HNO-Praxen mit Infektpatienten am Anschlag
(Neumünster) - Anlässlich des Vorschlags des Deutschen Städtetags, Arztpraxen zur Entlastung der Krankenhäuser abends, am Wochenende und an den Feiertagen geöffnet zu halten, weist der Präsident des Deutschen Berufsverbandes der Hals-Nasen-Ohrenärzte auf die angespannte Lage in der HNO-Heilkunde hin: "Die HNO-Praxen arbeiten mit Infektpatienten am Anschlag. Die Zahl der Fälle mit Atemwegsinfektionen hat einen Rekordstand erreicht. Es gibt schlicht und einfach keine freien Kapazitäten für solche Ideen aus den Kommunen", erklärt Priv.-Doz. Dr. Jan Löhler. Außerdem haben HNO-Praxen, genau wie die Kliniken, mit krankheitsbedingten Personalausfällen zu kämpfen. Da ambulante Ärzte und MFA bei den jüngsten Hilfsprogrammen der Regierung vergessen worden seien, tendiere die Bereitschaft für Mehrarbeit außerdem gegen null.

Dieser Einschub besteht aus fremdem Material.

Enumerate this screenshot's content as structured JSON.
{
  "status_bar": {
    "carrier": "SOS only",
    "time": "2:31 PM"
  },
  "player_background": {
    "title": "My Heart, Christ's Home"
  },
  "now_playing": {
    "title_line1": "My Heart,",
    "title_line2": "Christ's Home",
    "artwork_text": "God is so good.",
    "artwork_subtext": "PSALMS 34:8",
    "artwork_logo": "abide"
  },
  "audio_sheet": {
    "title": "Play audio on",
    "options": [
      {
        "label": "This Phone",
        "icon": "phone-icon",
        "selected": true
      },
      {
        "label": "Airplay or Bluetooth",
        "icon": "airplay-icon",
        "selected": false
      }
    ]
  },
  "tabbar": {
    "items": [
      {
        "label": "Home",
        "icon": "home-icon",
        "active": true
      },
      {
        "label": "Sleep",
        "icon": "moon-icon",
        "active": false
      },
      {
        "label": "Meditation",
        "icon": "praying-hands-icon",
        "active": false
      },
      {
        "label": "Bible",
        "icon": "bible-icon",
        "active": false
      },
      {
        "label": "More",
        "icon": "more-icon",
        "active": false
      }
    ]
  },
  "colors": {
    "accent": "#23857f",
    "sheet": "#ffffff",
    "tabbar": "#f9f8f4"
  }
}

Die Lage in den HNO-Facharztpraxen sei angespannt, berichtet Löhler: "Seit mehreren Wochen erleben wir einen Ansturm von Patienten mit Atemwegserkrankungen, wie wir ihn in der Form in der jüngeren Vergangenheit noch nicht erlebt haben. Es sind Patienten aller Altersgruppen betroffen: vom Kleinkind bis zum Rentner." Wegen der hohen Belastung erfolge die Behandlung im Minutentakt. Planbare Fälle und Vorsorgeuntersuchungen seien aktuell nicht mehr möglich. "Durch das Zusammentreffen von Grippewelle und RS-Virus sei die Verunsicherung unter den Patienten groß. Viele suchen daher auch bei leichteren Symptomen den Arzt auf. Zudem brauchen viele Patienten eine Krankschreibung für den Arbeitgeber." Die Möglichkeit zur telefonischen Arbeitsunfähigkeitsbescheinigung sei vielen Menschen nicht bewusst. Doch auch dafür werde letztlich Zeit und ärztliche Diagnostik, wenn auch am Telefon, benötigt, so Löhler.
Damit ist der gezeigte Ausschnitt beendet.